We are going to pray to Jesus, she tells me.

“I never liked the one on the cross. I always liked the little baby one. I was scared of the one on the cross. So I thought of little baby Jesus and we prayed.

“I go into school the next morning and Paul Kennedy isn’t there. Everyone tells me he is dead. I have killed him. I am still feeling alright.

“At playtime, he comes into class with a bandage on his head. This was a great, euphoric moment. I run up to give him a cuddle. He punches me in the face. I head-butt him. He goes back to hospital. I get suspended from school for the week.
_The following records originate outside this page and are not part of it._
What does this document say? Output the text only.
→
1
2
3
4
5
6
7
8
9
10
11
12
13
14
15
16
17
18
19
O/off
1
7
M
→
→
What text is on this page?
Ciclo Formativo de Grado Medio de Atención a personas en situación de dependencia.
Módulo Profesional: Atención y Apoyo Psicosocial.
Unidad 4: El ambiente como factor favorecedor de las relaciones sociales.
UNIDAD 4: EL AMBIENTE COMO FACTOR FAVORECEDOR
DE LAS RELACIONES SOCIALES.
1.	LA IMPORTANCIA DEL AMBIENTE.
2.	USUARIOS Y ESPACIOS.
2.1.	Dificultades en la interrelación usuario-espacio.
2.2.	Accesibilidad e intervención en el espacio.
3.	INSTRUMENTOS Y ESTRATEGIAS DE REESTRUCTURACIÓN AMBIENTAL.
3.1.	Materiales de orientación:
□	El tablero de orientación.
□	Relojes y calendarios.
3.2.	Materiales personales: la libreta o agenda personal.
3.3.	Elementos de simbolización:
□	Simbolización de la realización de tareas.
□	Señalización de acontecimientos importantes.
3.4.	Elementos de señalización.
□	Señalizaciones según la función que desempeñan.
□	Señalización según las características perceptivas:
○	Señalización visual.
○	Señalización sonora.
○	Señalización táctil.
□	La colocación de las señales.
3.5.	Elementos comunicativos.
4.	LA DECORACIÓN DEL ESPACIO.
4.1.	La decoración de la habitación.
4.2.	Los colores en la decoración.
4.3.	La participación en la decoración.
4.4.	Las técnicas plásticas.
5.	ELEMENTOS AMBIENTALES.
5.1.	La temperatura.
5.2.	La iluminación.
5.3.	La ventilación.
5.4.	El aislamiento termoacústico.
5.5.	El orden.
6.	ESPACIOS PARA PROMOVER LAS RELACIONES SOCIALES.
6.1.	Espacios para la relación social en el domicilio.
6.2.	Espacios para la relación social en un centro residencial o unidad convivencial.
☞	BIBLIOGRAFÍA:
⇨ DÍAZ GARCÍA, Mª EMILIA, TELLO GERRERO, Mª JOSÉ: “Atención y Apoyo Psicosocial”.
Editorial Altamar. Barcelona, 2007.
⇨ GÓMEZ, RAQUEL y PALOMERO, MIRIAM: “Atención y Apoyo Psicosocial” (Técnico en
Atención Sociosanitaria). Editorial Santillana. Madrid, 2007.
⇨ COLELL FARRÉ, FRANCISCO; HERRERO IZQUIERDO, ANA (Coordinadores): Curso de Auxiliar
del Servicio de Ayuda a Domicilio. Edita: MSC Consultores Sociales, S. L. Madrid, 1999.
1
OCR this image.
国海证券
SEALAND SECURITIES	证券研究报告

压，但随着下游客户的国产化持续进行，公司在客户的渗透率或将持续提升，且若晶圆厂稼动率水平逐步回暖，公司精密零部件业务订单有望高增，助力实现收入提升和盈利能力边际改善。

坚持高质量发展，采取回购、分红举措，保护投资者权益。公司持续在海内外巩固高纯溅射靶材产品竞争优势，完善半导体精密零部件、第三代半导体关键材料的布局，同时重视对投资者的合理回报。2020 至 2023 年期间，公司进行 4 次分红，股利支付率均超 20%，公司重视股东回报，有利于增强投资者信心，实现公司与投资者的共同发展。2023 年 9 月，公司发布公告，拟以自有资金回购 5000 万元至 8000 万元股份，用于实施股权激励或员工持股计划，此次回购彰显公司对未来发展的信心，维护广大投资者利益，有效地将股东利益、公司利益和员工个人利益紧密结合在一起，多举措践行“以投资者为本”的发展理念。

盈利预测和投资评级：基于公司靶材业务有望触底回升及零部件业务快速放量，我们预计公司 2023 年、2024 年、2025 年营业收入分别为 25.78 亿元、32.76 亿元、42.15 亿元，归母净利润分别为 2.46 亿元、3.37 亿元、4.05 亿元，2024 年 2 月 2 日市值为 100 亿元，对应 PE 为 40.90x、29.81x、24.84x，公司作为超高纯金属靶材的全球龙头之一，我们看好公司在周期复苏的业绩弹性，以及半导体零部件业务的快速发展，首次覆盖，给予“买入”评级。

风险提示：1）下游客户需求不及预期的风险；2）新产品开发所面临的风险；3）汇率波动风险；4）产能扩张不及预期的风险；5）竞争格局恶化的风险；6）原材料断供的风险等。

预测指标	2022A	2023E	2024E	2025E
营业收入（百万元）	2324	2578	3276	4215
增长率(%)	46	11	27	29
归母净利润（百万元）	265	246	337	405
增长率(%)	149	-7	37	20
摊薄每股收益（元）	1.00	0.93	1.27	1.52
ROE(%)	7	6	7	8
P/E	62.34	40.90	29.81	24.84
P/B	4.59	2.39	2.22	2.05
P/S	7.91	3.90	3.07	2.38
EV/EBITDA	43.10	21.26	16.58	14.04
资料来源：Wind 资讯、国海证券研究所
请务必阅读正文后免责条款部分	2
“My mum says: What are we going to do with you? You’re going to go in to Daisy next door. 

Everyone in our block was either Irish or black. Except Daisy, who was this old white English woman. She didn’t have a TV. She made her own cheese in a handkerchief at the sink. She had long nails. She was really scary. She used to be a head teacher.

“So I went to her flat.

“First day. Go in. Go to the toilet. Sit down at the table. My sister had told me Daisy was going to kill me. But she gave me an apple and some milk. The wall was covered in books. She said: Pick a book, read it and not a peep out of you.

“I was petrified. I read the book. Then, after a couple of hours, I went home. This happened every day for a week.

“At the end of the week, Daisy came in to our kitchen. My mum asked: How’s he been? Daisy said: He’s been really quiet. He just reads. No trouble at all. Didn’t break anything. Didn’t steal anything. Not rude. 

“My mum told me: If you keep misbehaving, you’ll go back in there again.

“And I was really upset, because I wanted to go back in there.

“In the 2005 show I wrote – Those Young Minds – I was able to look at things like Why did my behaviour change in Daisy’s? Was it because I was getting attention? Was it because I was being given something to do? 

“I did that show in Edinburgh, but only for two days. I got a one-star review from Three Weeks.”